Controversial Proposed Regulations Expanding Overtime Obligations Likely to Be Released this Month

May 17 2016 | Committees

Written by: Alicia Bendana, Business Law Committee Chair

Arguably, among the most significant new developments facing businesses this year are the Secretary of Labor’s revisions to the Fair Labor Standard Act’s (FLSA’s) current “white collar” exemption standards.  In June of 2015, the U.S. Department of Labor (“DOL”) announced its anticipated proposed revisions to the FLSA’s overtime exemption regulations, which would make it harder for employers to classify employees as exempt from overtime pay. 

According to the DOL’s calculations, under the proposed rule, nearly four million workers, who are currently exempt, will become entitled to minimum wage and overtime protection under the FLSA.  The proposed rules could be published as early as this month. 

Currently, the FLSA requires employers to pay employees minimum wage and overtime pay (one and a half times the employee’s regular rate for hours in excess of forty hours a week) but also provides a number of exemptions from these requirements. 

Specifically, pursuant to “white collar” exemptions, employees who are currently paid at least $23,600 per year on a salary basis and whose primary duties consist of certain executive, administrative, and/or professional duties, are exempt from minimum wage and overtime requirements.  Under the new proposal, however, the DOL would increase employee minimum wage and overtime eligibility to employees by raising the eligibility exemption cap to $47,000 annually.  This $47,000 figure is slightly below the $50,440 threshold the DOL proposed in June of 2015, but still twice the current level.
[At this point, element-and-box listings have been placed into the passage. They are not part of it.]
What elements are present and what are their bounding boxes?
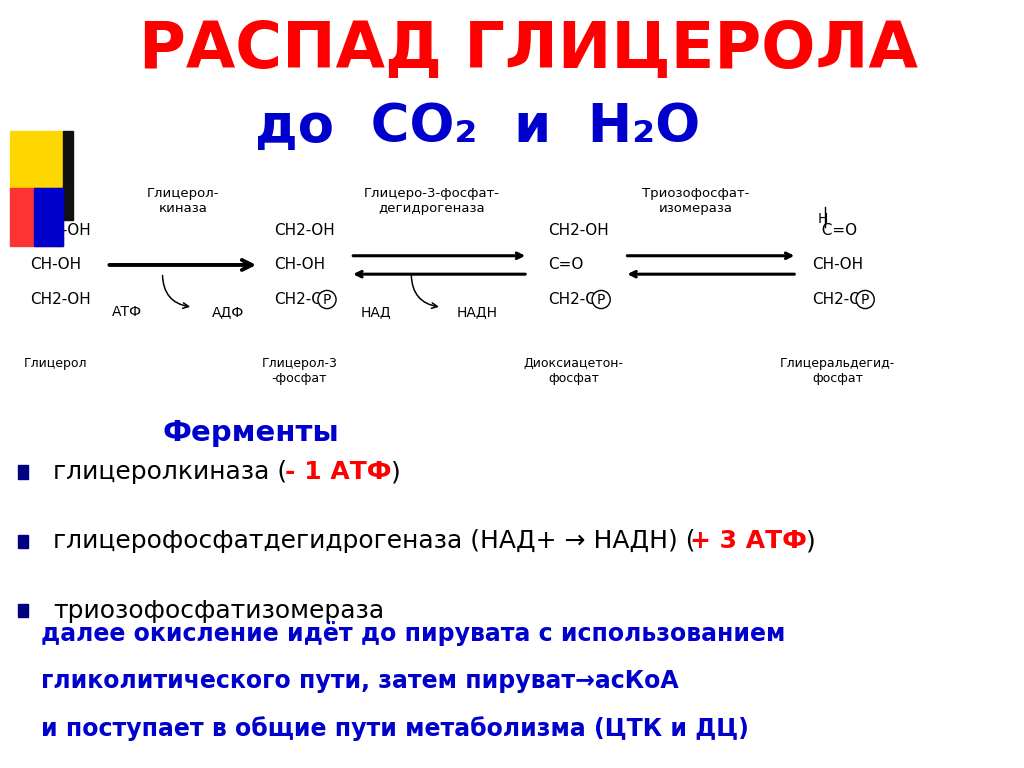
Bar — [10, 188, 62, 246]
Bar — [10, 131, 62, 188]
Text: СН-ОН: СН-ОН — [274, 257, 326, 273]
Text: - 1 АТФ: - 1 АТФ — [285, 460, 391, 485]
Text: H: H — [817, 212, 827, 226]
Text: С=О: С=О — [549, 257, 584, 273]
Text: до  СО₂  и  Н₂О: до СО₂ и Н₂О — [255, 101, 699, 153]
Text: Диоксиацетон-
фосфат: Диоксиацетон- фосфат — [523, 357, 624, 385]
Text: Глицерол: Глицерол — [25, 357, 88, 370]
Text: НАД: НАД — [360, 305, 391, 319]
Text: СН-ОН: СН-ОН — [31, 257, 82, 273]
Bar — [18, 604, 29, 617]
Text: ): ) — [390, 460, 400, 485]
Text: СН2-ОН: СН2-ОН — [274, 223, 335, 238]
Text: СН2-О-: СН2-О- — [549, 292, 603, 307]
Text: НАДН: НАДН — [457, 305, 498, 319]
Text: глицеролкиназа (: глицеролкиназа ( — [53, 460, 287, 485]
Text: Глицеральдегид-
фосфат: Глицеральдегид- фосфат — [780, 357, 895, 385]
Text: C=O: C=O — [812, 223, 857, 238]
Text: АТФ: АТФ — [112, 305, 142, 319]
Text: P: P — [323, 293, 331, 306]
Bar — [18, 535, 29, 548]
Text: АДФ: АДФ — [212, 305, 245, 319]
Text: + 3 АТФ: + 3 АТФ — [690, 529, 807, 554]
Text: РАСПАД ГЛИЦЕРОЛА: РАСПАД ГЛИЦЕРОЛА — [138, 19, 918, 81]
Text: и поступает в общие пути метаболизма (ЦТК и ДЦ): и поступает в общие пути метаболизма (ЦТ… — [41, 717, 749, 741]
Text: глицерофосфатдегидрогеназа (НАД+ → НАДН) (: глицерофосфатдегидрогеназа (НАД+ → НАДН)… — [53, 529, 695, 554]
Text: СН-ОН: СН-ОН — [812, 257, 863, 273]
Text: СН2-О-: СН2-О- — [812, 292, 867, 307]
Text: гликолитического пути, затем пируват→асКоА: гликолитического пути, затем пируват→асК… — [41, 669, 678, 694]
Text: Триозофосфат-
изомераза: Триозофосфат- изомераза — [642, 187, 750, 215]
Text: Глицерол-
киназа: Глицерол- киназа — [146, 187, 219, 215]
Bar — [18, 465, 29, 479]
Text: СН2-ОН: СН2-ОН — [549, 223, 609, 238]
Text: далее окисление идёт до пирувата с использованием: далее окисление идёт до пирувата с испол… — [41, 621, 785, 646]
Text: Глицеро-3-фосфат-
дегидрогеназа: Глицеро-3-фосфат- дегидрогеназа — [364, 187, 500, 215]
Bar — [34, 188, 62, 246]
Text: триозофосфатизомераза: триозофосфатизомераза — [53, 598, 384, 623]
Bar — [62, 131, 73, 220]
Text: P: P — [861, 293, 869, 306]
Text: P: P — [597, 293, 605, 306]
Text: СН2-ОН: СН2-ОН — [31, 292, 91, 307]
Text: Глицерол-3
-фосфат: Глицерол-3 -фосфат — [262, 357, 338, 385]
Text: ): ) — [806, 529, 816, 554]
Text: СН2-ОН: СН2-ОН — [31, 223, 91, 238]
Text: Ферменты: Ферменты — [163, 419, 339, 446]
Text: СН2-О-: СН2-О- — [274, 292, 329, 307]
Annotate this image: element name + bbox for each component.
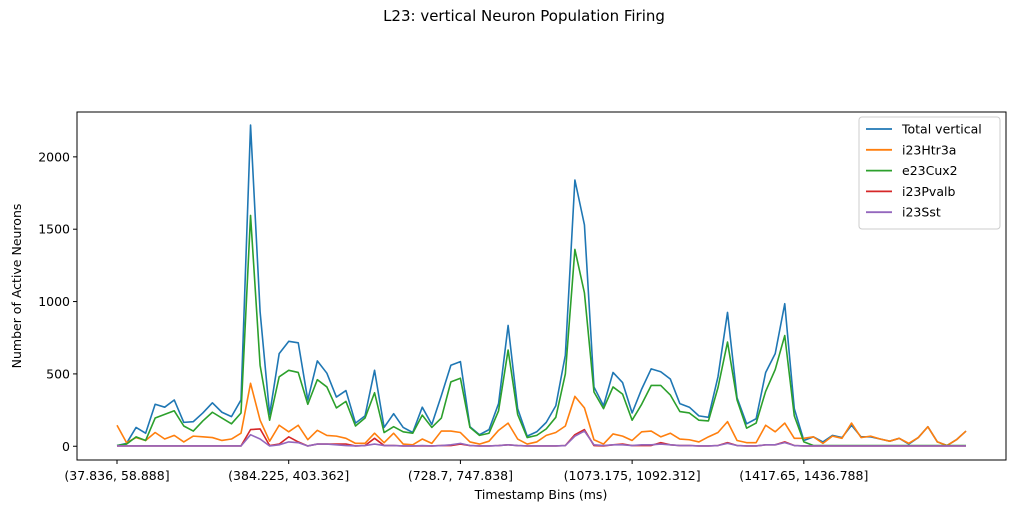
axes-frame: [76, 111, 1007, 461]
chart-title: L23: vertical Neuron Population Firing: [383, 7, 665, 25]
x-axis: (37.836, 58.888] (384.225, 403.362] (728.7…: [64, 460, 868, 483]
plot-area: [116, 124, 967, 447]
legend-label-1: i23Htr3a: [902, 142, 956, 157]
series-line-2: [116, 214, 966, 447]
y-tick-label-4: 2000: [38, 149, 70, 164]
x-tick-label-4: (1417.65, 1436.788]: [739, 468, 868, 483]
x-tick-label-2: (728.7, 747.838]: [408, 468, 513, 483]
legend-label-3: i23Pvalb: [902, 184, 955, 199]
x-tick-label-3: (1073.175, 1092.312]: [564, 468, 701, 483]
series-line-0: [116, 124, 967, 447]
legend-label-0: Total vertical: [901, 122, 982, 137]
y-tick-label-0: 0: [62, 439, 70, 454]
y-tick-label-1: 500: [46, 366, 70, 381]
x-axis-label: Timestamp Bins (ms): [474, 487, 608, 502]
x-tick-label-1: (384.225, 403.362]: [228, 468, 349, 483]
y-axis: 0 500 1000 1500 2000: [38, 149, 77, 454]
x-tick-label-0: (37.836, 58.888]: [64, 468, 169, 483]
y-axis-label: Number of Active Neurons: [9, 204, 24, 369]
legend-label-2: e23Cux2: [902, 163, 958, 178]
y-tick-label-3: 1500: [38, 222, 70, 237]
series-line-4: [117, 430, 966, 447]
legend-label-4: i23Sst: [902, 205, 941, 220]
legend-box: [858, 116, 1001, 230]
y-tick-label-2: 1000: [38, 294, 70, 309]
series-line-1: [116, 382, 967, 447]
legend: Total vertical i23Htr3a e23Cux2 i23Pvalb i23…: [858, 116, 1001, 230]
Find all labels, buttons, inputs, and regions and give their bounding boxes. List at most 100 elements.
Further, although the current regulations allow for some subjectivity and interpretation of an exempt employee’s “primary duties,” the new proposal adopts a standard that reflects California’s overtime law, which requires an exempt manager to spend at least 50% of his or her time performing primary managerial duties. A previously exempt manager, for example, who spends more than 50% of his or her time completing lower level assignments, could be found to be non-exempt under the new overtime pay proposals.

Additionally, the proposed law would raise the threshold salary for the “highly compensated employee” exemption from $100,000 to (what the DOL estimates as) $122,148 per year.